Rob Lloyd – Who, Me

In the eerily lit vault beneath the corner of Forrest Road and Bristo Square, resembling nothing so much as the catacombs of Peladon, Australian comedian, former teacher and reformed Star Wars fan Rob Lloyd has crossed his own convoluted timeline to put himself on trial to determine whether his love for Doctor Who has ruined his life, but before he even reaches the stage, the audience are warned by Davros to turn of their mobile communication devices or they will be exterminated.

Backtracking into his earlier life to explain how he came to this juncture, the show opens with a salvo of Doctor Who in jokes and puns, some possibly too fast for the audience to follow or appreciate, separating those who know their Tennant from their Ecclestone and those who know their Bakers apart, the Cloister Bell sounding when he delivers a particularly bad one.
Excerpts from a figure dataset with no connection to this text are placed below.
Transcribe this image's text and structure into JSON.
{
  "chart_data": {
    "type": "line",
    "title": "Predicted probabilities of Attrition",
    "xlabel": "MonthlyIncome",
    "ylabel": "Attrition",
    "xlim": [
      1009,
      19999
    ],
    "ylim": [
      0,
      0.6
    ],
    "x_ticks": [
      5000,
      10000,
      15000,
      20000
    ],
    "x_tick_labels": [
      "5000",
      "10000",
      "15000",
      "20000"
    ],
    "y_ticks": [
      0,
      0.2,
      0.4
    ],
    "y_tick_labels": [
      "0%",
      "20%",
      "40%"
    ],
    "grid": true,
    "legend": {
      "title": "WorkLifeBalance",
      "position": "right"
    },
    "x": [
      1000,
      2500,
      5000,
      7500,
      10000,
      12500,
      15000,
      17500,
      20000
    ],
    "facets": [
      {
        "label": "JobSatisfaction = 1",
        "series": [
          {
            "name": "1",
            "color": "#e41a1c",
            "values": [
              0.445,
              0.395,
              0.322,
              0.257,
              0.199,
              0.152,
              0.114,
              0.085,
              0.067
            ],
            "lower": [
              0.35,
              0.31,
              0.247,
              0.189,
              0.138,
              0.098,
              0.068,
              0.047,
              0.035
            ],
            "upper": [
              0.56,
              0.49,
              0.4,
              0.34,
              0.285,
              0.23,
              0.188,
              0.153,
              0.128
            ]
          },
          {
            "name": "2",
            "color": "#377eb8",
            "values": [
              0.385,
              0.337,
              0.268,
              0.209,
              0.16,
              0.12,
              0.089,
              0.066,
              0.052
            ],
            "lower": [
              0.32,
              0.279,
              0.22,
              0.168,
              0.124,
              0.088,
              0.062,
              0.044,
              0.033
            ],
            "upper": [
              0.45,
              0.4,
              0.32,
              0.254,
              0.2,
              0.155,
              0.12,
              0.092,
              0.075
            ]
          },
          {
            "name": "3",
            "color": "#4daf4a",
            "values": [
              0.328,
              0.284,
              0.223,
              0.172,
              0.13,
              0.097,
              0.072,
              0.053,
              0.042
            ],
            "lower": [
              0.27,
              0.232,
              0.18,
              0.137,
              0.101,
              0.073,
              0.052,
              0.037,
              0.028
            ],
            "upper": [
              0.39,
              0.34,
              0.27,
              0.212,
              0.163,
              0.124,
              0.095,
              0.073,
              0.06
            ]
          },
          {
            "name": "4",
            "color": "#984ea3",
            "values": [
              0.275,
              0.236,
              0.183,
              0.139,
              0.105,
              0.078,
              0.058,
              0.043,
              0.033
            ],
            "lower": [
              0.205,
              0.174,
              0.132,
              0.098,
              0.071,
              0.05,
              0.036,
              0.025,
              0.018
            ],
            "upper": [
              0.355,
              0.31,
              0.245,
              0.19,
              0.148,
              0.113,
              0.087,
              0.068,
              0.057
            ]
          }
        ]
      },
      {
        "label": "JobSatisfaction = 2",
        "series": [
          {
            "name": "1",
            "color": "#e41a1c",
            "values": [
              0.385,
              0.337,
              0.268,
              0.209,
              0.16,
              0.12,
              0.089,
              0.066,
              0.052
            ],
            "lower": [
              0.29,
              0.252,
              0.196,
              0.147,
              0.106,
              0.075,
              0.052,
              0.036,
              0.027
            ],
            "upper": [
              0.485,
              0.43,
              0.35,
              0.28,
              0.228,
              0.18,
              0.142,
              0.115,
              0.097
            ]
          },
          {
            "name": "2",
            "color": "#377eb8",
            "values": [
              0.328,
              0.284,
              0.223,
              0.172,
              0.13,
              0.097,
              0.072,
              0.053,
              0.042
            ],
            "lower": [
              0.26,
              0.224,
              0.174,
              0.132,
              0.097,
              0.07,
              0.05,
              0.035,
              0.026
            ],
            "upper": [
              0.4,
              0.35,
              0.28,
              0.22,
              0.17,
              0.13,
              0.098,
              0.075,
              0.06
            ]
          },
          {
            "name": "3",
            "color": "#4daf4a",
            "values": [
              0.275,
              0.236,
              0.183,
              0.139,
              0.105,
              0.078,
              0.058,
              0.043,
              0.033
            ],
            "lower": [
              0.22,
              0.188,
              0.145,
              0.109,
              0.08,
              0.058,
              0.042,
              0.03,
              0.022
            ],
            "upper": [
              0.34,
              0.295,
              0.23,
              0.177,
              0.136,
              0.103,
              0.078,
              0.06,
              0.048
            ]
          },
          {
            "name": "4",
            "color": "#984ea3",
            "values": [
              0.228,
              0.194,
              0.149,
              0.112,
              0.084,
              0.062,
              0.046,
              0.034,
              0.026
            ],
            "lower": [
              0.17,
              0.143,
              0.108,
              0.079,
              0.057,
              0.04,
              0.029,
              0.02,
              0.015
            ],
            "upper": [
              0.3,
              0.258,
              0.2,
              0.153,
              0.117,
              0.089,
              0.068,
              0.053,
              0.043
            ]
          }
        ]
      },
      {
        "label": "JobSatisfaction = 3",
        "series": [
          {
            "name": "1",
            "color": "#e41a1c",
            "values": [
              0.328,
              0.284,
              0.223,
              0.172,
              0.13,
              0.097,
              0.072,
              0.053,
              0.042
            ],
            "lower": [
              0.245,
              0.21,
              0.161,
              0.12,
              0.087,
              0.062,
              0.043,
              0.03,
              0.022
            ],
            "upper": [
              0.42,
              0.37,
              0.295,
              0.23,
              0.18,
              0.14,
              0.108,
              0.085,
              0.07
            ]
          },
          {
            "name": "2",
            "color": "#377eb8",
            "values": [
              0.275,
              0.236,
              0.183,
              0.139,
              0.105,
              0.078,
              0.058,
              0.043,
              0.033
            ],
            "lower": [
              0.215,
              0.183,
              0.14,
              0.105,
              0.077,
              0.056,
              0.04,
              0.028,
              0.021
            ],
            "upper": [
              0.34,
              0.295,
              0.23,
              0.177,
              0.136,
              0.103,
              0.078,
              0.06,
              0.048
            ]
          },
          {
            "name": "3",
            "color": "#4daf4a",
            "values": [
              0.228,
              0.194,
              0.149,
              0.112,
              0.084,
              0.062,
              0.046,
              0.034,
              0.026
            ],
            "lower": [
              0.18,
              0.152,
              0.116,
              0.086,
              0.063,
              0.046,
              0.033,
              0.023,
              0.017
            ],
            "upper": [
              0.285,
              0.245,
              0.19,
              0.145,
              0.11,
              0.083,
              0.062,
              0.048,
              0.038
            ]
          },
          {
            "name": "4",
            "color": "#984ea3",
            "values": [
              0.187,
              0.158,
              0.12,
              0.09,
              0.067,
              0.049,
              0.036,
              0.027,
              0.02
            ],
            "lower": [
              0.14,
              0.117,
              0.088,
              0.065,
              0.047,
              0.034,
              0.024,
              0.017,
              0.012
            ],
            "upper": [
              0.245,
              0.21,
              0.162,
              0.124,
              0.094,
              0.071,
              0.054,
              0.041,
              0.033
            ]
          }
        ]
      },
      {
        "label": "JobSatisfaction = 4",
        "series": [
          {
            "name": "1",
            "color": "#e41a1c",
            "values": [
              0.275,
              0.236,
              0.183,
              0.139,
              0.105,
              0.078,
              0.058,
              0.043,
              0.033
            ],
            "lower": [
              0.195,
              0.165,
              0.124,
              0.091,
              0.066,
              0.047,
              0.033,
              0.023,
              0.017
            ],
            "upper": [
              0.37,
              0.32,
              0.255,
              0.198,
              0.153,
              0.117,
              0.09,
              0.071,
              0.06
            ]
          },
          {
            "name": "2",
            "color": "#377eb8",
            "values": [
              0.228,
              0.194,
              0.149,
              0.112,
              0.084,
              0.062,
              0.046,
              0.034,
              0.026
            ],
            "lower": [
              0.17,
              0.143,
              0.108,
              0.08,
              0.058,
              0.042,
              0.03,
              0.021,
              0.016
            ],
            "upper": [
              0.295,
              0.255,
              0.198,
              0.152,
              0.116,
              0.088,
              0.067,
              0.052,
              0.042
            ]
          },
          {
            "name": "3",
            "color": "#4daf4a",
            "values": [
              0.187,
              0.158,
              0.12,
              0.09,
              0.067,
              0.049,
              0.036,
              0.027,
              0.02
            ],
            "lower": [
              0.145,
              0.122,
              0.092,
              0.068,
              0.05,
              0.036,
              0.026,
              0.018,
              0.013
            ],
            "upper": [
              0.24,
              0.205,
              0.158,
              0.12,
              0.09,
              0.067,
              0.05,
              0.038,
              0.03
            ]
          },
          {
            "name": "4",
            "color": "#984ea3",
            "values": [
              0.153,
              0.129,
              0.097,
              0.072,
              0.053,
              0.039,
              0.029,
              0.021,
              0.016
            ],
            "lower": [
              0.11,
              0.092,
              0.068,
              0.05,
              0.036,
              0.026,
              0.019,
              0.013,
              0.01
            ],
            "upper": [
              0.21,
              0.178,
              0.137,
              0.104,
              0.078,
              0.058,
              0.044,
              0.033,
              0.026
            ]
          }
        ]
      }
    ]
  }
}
Dressed appropriately in pinstripe waistcoat and converse trainers, Lloyd comments on how often he is told of the resemblance of the tenth Doctor to him, a blessing for a man who has been a fan of the show since 1996, a time when David Tennant’s only connection with the show was that he was also a fan, a year which saw Paul McGann’s sole outing and also the passing of Jon Pertwee.

In those days, it wasn’t cool to be a Doctor Who fan, and he compares the question of affiliations to the dread of another generation being asked “And what did you do during the war?” Bringing out a videocassette of The Krotons, he introduces the archaic VHS and asks the audience “Isn’t it big and cumbersome? Isn’t it like the Monolith in 2001?”
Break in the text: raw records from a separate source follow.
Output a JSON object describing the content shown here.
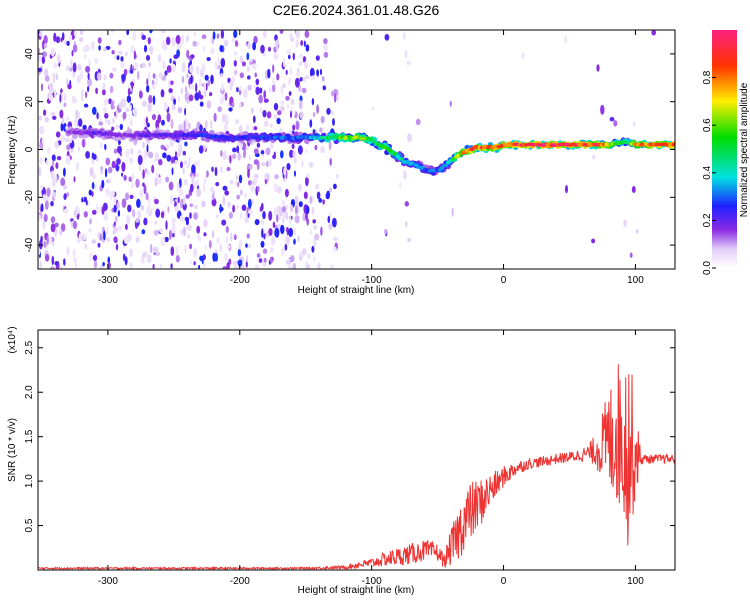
{
  "title": "C2E6.2024.361.01.48.G26",
  "spectrogram": {
    "xlabel": "Height of straight line (km)",
    "ylabel": "Frequency (Hz)",
    "xlim": [
      -353,
      130
    ],
    "ylim": [
      -50,
      50
    ],
    "xticks": [
      -300,
      -200,
      -100,
      0,
      100
    ],
    "yticks": [
      -40,
      -20,
      0,
      20,
      40
    ],
    "colorbar": {
      "label": "Normalized spectral amplitude",
      "range": [
        0.0,
        1.0
      ],
      "ticks": [
        "0.0",
        "0.2",
        "0.4",
        "0.6",
        "0.8"
      ]
    }
  },
  "chart_data": [
    {
      "type": "heatmap",
      "title": "C2E6.2024.361.01.48.G26",
      "xlabel": "Height of straight line (km)",
      "ylabel": "Frequency (Hz)",
      "xlim": [
        -353,
        130
      ],
      "ylim": [
        -50,
        50
      ],
      "colorscale": "rainbow",
      "ridge": {
        "x": [
          -330,
          -310,
          -290,
          -270,
          -250,
          -230,
          -210,
          -190,
          -170,
          -150,
          -140,
          -130,
          -120,
          -110,
          -100,
          -95,
          -90,
          -85,
          -80,
          -75,
          -70,
          -65,
          -60,
          -55,
          -50,
          -45,
          -40,
          -35,
          -30,
          -25,
          -20,
          -15,
          -10,
          -5,
          0,
          10,
          20,
          30,
          40,
          50,
          60,
          70,
          80,
          90,
          95,
          100,
          110,
          120,
          130
        ],
        "freq": [
          7,
          7,
          6,
          6,
          6,
          6,
          5,
          5,
          5,
          5,
          5,
          5,
          5,
          5,
          4,
          2,
          1,
          -1,
          -3,
          -5,
          -6,
          -7,
          -8,
          -9,
          -9,
          -7,
          -5,
          -3,
          -1,
          0,
          1,
          1,
          1,
          1,
          2,
          2,
          2,
          2,
          2,
          2,
          2,
          2,
          2,
          3,
          3,
          2,
          2,
          2,
          2
        ],
        "amplitude": [
          0.15,
          0.2,
          0.15,
          0.2,
          0.2,
          0.25,
          0.25,
          0.25,
          0.3,
          0.3,
          0.4,
          0.5,
          0.6,
          0.6,
          0.55,
          0.5,
          0.55,
          0.5,
          0.45,
          0.4,
          0.35,
          0.35,
          0.3,
          0.3,
          0.3,
          0.35,
          0.45,
          0.6,
          0.75,
          0.8,
          0.85,
          0.85,
          0.85,
          0.85,
          0.9,
          0.9,
          0.9,
          0.9,
          0.9,
          0.9,
          0.9,
          0.85,
          0.7,
          0.5,
          0.45,
          0.8,
          0.85,
          0.9,
          0.9
        ]
      }
    },
    {
      "type": "line",
      "xlabel": "Height of straight line (km)",
      "ylabel": "SNR (10 * v/v)",
      "y_multiplier": "(x10⁴)",
      "xlim": [
        -353,
        130
      ],
      "ylim": [
        0,
        2.7
      ],
      "xticks": [
        -300,
        -200,
        -100,
        0,
        100
      ],
      "yticks": [
        0.5,
        1.0,
        1.5,
        2.0,
        2.5
      ],
      "series": [
        {
          "color": "#ee3333",
          "x": [
            -353,
            -300,
            -250,
            -200,
            -150,
            -120,
            -110,
            -100,
            -90,
            -80,
            -70,
            -60,
            -50,
            -45,
            -40,
            -35,
            -30,
            -25,
            -20,
            -15,
            -10,
            -5,
            0,
            10,
            20,
            30,
            40,
            50,
            60,
            65,
            70,
            75,
            80,
            85,
            90,
            95,
            100,
            105,
            110,
            120,
            130
          ],
          "y": [
            0.02,
            0.02,
            0.02,
            0.02,
            0.02,
            0.03,
            0.06,
            0.08,
            0.12,
            0.15,
            0.18,
            0.22,
            0.2,
            0.1,
            0.25,
            0.38,
            0.55,
            0.65,
            0.72,
            0.8,
            0.9,
            0.97,
            1.05,
            1.15,
            1.2,
            1.22,
            1.25,
            1.27,
            1.3,
            1.32,
            1.35,
            1.4,
            1.45,
            1.55,
            1.5,
            1.4,
            1.3,
            1.25,
            1.25,
            1.25,
            1.25
          ],
          "noise_amplitude": [
            0.01,
            0.01,
            0.01,
            0.01,
            0.01,
            0.02,
            0.04,
            0.05,
            0.08,
            0.1,
            0.12,
            0.12,
            0.1,
            0.08,
            0.2,
            0.3,
            0.35,
            0.35,
            0.3,
            0.25,
            0.2,
            0.15,
            0.12,
            0.08,
            0.06,
            0.06,
            0.06,
            0.06,
            0.08,
            0.1,
            0.2,
            0.4,
            0.6,
            0.8,
            0.9,
            1.2,
            0.5,
            0.06,
            0.05,
            0.05,
            0.05
          ]
        }
      ]
    }
  ]
}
Yet Lloyd’s love is anything but monolithic, springing first from a devotion to Sherlock Holmes and also including a shameful seventeen cinema trips to The Phantom Menace, although while he asks the audience to cheer to show their devotion to either classic or new Who, he never offers an option for those of us who love both, albeit in different ways.
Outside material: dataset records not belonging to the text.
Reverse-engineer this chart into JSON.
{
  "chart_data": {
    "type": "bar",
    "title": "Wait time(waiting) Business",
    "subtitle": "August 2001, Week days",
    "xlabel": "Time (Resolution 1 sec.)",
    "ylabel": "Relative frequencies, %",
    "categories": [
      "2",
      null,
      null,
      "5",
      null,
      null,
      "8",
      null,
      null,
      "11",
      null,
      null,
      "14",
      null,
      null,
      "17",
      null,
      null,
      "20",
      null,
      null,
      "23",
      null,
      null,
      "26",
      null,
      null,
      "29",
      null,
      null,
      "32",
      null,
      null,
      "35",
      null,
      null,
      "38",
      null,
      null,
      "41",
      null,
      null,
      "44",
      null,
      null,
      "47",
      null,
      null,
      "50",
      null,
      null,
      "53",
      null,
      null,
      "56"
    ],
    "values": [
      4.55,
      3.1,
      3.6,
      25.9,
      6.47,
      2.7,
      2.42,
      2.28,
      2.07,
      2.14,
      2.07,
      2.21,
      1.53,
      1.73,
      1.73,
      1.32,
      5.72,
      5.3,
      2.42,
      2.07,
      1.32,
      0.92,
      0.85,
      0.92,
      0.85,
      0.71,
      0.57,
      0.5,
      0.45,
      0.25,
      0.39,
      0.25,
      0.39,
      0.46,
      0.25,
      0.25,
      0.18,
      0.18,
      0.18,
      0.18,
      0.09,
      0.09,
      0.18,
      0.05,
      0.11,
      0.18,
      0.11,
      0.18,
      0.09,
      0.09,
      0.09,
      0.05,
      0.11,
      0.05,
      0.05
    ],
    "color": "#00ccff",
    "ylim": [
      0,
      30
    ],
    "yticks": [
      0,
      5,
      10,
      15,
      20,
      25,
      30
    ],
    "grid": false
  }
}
While the show is ostensibly modelled as a trial, rather than being …Of A Timelord, the style is very much that of new Who with only a passing reference at the conclusion to the Valeyard, perhaps with an awareness that those who resolutely cling exclusively to classic Who would not be of a mind to enter into a social excursion such as this, and that those newer fans who have been shown earlier stories may just have skipped some seasons. Or decades.

Certainly the changes of tone are based on the tenth Doctor, Lloyd leaping between intimate, wild, angry and defiant, but as to whether the Doctor has ruined his life, that can only be so if the definition of failure includes inspiring high school students to stage productions of major works and subsequently travelling to a packed out audience half way across the planet from his country of birth to present his own solo show as part of the world‘s largest arts festival, albeit an audience presently held captive in a dungeon.